Finanzchef John Gamble

(Bild: Equifax)

CFO John Gamble trennte sich von 6.500 Aktien, wofür er 946.400 US-Dollar lukrierte. Joseph "Trey" Loughran, dessen Funktionsbezeichnung President of US Information Solutions lautet, setze 4.000 Aktien zum Gesamtpreis von 584.080 Dollar ab. Tags darauf, am 1. August, verkaufte auch noch der Leiter der Personalabteilung, Rodolfo Ploder, 1.719 Aktien, was ihm 250.458 Dollar einbrachte.

Da die Öffentlichkeit erst am 7. September informiert wurde, und es sich nicht um Aktienverkäufe im Rahmen eines transparenten Verkaufsplans handelt, ist die Optik miserabel. In den zwei Monaten davor hatte kein Manager Aktien verkauft, und seit dem 1. August haben sie nichts ge- oder verkauft. Die Bitte heise onlines um Stellungnahme blieb in einer unendlichen Schleife an E-Mail-Weiterleitungen der Equifax-Presseabteilung hängen.

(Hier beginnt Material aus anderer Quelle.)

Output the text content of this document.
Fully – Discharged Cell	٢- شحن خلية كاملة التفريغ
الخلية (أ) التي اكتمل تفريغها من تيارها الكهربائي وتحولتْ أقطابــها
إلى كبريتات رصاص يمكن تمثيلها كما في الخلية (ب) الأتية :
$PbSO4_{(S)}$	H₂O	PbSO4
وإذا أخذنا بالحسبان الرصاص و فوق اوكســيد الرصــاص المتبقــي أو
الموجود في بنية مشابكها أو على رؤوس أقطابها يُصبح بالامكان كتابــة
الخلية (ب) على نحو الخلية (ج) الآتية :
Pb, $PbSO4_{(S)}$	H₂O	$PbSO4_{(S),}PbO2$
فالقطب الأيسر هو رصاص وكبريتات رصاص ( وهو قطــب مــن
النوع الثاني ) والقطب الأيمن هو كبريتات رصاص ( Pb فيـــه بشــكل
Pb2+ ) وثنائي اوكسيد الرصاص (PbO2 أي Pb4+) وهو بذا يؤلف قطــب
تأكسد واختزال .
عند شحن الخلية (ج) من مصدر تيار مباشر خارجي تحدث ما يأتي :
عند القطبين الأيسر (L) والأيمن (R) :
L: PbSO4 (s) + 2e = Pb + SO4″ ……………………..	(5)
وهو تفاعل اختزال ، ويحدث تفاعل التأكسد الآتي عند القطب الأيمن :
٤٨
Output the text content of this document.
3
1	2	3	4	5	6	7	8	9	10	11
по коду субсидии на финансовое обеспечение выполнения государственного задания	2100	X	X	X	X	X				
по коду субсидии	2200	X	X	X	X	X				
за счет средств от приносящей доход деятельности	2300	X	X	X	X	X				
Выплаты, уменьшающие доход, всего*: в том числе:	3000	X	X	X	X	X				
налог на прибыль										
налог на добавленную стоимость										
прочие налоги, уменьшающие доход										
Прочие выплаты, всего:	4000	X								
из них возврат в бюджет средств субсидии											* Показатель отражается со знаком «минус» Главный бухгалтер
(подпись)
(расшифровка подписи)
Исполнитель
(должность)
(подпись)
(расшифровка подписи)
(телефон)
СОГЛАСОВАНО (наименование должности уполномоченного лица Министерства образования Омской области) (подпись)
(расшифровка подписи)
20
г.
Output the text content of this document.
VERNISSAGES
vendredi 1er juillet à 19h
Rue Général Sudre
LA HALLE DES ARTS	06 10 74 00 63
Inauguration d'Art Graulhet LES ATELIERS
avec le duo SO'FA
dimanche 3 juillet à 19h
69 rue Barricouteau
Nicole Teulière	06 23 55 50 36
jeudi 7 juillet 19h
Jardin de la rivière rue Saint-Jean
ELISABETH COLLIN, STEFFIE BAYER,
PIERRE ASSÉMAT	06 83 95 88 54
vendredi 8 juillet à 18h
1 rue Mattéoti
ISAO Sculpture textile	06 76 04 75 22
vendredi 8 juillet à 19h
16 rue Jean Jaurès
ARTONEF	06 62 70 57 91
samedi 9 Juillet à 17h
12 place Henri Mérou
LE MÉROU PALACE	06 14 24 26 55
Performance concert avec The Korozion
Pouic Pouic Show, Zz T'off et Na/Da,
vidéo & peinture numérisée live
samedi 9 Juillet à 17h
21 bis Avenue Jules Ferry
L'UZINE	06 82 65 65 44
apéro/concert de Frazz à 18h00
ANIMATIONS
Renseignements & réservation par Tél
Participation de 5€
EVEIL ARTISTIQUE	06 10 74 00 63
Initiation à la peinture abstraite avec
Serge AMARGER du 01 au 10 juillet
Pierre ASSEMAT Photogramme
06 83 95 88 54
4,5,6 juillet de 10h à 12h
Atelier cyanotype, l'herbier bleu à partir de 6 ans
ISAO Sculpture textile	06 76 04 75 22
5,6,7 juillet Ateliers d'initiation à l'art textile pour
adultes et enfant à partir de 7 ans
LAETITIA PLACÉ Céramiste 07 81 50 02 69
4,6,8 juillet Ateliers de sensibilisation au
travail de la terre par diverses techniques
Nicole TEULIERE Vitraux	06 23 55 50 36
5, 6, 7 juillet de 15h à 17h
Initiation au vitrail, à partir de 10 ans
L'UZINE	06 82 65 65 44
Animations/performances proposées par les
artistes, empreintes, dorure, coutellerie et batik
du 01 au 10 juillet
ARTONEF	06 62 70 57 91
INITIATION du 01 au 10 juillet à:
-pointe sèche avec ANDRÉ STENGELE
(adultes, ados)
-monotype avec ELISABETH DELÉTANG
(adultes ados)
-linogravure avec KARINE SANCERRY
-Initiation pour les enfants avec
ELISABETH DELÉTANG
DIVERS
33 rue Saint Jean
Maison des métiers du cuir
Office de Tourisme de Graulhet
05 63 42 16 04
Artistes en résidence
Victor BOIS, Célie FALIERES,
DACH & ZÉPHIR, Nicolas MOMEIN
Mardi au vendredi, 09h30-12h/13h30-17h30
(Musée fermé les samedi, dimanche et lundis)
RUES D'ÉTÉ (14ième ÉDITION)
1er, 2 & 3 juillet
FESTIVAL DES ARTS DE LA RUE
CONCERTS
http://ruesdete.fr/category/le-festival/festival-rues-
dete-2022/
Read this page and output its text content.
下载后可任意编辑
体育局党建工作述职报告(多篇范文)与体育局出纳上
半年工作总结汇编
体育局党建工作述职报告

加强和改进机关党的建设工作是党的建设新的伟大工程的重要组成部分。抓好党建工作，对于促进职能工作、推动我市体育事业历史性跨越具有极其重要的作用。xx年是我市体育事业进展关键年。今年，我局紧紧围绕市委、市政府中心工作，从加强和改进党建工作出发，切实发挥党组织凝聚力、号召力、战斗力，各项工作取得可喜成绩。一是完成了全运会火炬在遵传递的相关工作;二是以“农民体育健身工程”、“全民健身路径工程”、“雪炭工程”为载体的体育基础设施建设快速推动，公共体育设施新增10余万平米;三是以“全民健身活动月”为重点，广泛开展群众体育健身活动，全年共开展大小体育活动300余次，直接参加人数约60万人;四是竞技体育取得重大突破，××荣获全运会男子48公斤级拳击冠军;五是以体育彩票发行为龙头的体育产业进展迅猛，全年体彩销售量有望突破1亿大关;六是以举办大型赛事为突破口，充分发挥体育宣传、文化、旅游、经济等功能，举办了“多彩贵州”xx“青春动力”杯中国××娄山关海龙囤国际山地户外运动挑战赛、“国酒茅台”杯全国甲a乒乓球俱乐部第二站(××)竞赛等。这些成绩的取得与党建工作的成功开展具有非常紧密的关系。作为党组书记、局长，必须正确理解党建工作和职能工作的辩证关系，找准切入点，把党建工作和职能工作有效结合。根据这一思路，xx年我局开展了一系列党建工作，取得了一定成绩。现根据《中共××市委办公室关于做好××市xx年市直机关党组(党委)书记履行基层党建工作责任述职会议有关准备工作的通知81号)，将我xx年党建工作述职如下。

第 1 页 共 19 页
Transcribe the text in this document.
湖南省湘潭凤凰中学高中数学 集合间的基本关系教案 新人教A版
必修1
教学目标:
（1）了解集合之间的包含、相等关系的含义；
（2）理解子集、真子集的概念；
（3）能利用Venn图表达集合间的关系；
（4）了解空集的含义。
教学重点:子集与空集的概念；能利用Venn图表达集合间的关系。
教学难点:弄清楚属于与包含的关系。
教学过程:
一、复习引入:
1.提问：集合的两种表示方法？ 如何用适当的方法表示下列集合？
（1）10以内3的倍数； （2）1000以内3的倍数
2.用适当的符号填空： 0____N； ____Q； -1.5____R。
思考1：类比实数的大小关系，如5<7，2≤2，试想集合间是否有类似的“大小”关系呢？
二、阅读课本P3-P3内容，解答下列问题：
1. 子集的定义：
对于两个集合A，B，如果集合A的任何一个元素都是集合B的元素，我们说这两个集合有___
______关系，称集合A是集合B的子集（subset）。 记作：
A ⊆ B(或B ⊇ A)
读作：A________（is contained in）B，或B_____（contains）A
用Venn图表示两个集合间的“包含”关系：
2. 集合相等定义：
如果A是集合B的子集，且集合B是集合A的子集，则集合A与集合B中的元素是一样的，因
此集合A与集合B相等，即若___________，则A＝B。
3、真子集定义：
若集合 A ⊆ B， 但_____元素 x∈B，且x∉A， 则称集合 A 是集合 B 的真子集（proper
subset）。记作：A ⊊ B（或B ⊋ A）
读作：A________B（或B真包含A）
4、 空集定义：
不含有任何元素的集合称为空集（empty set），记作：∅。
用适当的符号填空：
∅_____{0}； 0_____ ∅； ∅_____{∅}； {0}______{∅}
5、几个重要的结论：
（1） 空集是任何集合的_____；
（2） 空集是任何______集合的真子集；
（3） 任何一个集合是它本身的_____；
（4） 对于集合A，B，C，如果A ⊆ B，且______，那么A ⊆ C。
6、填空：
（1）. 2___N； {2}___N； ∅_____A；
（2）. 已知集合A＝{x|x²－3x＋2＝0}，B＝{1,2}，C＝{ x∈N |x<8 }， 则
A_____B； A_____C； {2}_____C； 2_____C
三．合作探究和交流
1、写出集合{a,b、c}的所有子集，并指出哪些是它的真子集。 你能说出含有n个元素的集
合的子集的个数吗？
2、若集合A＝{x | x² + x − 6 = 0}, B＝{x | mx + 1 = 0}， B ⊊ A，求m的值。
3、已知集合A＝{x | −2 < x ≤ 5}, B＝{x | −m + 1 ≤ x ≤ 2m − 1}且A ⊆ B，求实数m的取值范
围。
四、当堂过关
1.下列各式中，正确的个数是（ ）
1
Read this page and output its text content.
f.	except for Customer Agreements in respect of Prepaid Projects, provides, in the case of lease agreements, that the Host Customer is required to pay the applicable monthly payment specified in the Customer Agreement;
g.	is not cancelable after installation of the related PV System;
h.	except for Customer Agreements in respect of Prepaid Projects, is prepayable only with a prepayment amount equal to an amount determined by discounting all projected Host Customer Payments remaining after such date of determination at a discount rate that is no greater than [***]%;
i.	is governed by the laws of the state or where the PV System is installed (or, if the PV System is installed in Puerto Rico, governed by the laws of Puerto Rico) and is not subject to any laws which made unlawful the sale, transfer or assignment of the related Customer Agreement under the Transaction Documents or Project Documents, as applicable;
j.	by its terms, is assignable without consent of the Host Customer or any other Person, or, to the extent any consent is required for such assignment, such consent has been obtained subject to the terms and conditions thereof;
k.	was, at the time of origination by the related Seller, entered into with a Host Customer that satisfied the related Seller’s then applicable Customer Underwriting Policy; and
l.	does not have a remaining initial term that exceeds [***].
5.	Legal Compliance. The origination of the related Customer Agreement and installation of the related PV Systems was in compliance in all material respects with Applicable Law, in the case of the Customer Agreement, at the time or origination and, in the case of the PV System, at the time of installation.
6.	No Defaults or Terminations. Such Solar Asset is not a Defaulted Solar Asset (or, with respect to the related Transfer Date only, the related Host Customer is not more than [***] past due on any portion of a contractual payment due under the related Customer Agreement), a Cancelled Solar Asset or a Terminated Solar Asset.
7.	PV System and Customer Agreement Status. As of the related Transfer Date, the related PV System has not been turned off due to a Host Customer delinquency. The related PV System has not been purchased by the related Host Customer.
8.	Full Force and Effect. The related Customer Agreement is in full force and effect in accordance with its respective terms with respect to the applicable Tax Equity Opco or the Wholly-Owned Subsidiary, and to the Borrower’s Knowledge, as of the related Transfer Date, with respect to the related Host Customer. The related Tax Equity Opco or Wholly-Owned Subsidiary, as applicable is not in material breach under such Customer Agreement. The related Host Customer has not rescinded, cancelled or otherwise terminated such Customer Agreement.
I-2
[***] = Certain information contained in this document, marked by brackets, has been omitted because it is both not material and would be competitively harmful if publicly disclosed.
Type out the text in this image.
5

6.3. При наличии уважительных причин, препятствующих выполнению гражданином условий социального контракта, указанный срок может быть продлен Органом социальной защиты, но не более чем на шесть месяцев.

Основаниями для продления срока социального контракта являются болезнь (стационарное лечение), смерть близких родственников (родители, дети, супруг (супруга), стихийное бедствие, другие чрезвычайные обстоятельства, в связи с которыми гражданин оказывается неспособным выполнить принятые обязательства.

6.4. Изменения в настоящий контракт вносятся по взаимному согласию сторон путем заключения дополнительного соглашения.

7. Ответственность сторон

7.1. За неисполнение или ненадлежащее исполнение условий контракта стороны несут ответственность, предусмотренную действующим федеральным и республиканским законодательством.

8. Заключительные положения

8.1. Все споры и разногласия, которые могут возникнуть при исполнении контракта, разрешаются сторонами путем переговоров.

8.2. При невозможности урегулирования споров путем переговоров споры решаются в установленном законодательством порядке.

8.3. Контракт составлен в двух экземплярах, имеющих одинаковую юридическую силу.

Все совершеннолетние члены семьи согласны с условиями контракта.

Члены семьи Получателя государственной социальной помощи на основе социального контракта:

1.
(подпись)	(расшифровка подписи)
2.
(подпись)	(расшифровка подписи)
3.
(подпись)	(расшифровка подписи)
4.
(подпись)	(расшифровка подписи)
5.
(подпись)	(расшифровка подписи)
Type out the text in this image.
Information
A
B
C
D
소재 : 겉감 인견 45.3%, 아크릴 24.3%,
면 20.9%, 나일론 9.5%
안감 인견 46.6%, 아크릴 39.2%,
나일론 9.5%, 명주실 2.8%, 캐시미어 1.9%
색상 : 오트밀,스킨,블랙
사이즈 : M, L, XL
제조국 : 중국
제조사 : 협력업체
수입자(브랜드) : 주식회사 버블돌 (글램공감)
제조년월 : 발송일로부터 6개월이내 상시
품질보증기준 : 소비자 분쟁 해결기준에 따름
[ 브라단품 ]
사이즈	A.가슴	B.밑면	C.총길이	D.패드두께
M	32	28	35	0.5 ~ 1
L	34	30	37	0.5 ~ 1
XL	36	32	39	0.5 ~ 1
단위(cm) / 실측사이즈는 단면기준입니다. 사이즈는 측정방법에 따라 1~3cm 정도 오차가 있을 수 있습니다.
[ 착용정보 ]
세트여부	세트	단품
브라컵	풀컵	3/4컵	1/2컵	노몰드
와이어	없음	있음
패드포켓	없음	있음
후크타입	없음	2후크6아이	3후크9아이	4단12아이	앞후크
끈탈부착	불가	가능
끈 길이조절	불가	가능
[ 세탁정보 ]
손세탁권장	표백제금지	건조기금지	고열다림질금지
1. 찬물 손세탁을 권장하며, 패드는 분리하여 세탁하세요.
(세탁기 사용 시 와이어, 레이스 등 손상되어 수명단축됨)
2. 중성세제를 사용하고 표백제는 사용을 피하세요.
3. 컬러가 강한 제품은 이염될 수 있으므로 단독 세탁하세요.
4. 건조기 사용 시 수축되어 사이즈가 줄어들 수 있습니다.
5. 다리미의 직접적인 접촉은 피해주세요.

Joseph "Trey" Loughran, President of US Information Solutions

(Bild: Equifax)

US-Medien berichten über eine Aussage von Equifax, wonach die drei Manager zum Zeitpunkt der Aktienverkäufe nicht über den Hack informiert waren. Während das bezüglich des Personalchefs plausibel klingt, verwundert das beim IT-Chef und dem CFO. Schließlich trifft der Datenschutz-GAU die Firma ins Herz, wie auch CEO Rick Smith in einer Videobotschaft eingestanden hat.

Nach Bekanntwerden des Hacks Donnerstagabend stürzte der Equifax-Aktienkurs Freitag ab. Die Wertpapiere verloren etwa ein Siebtel ihres Werts. Der Handelsvolumen lag am Freitag bei mehr als dem 22-fachen Durchschnittswert.

Als Versuch der Schadenseindämmung bietet Equifax US-Verbrauchern ein Bündel an Dienstleistungen: Sie können sich gebührenfrei bei "Trusted ID" anmelden und ein Jahr lang ihre Credit History bei Equifax und dessen Mitbewerbern Transunion und Experian überwachen lassen. Dazu kommt eine Kopie des eigenen Equifax Credit Reports, eine Versicherung gegen Identitätsdiebstahl und eine laufende Internetsuche nach der Sozialversicherungsnummer.

Firmenlogo

Die Anmeldung zu Trusted ID verlangte allerdings das Abnicken von Vertragsbedingungen. In diesem Kleingedruckten verzichteten die Teilnehmer darauf, Equifax vor Gericht zu bringen. War das Gratis-Angebot nur ein Trick, um möglichst viele Ansprüche auf Schadenersatz im Keim zu ersticken? Nein, meint Equifax. "Die Schiedsgerichtsklausel und der Verzicht auf Sammelklagen in den [Nutzungsbedingungen] bezieht sich nicht auf den [Hack]", heißt es nun ausdrücklich auf der eigens eingerichteten Webseite.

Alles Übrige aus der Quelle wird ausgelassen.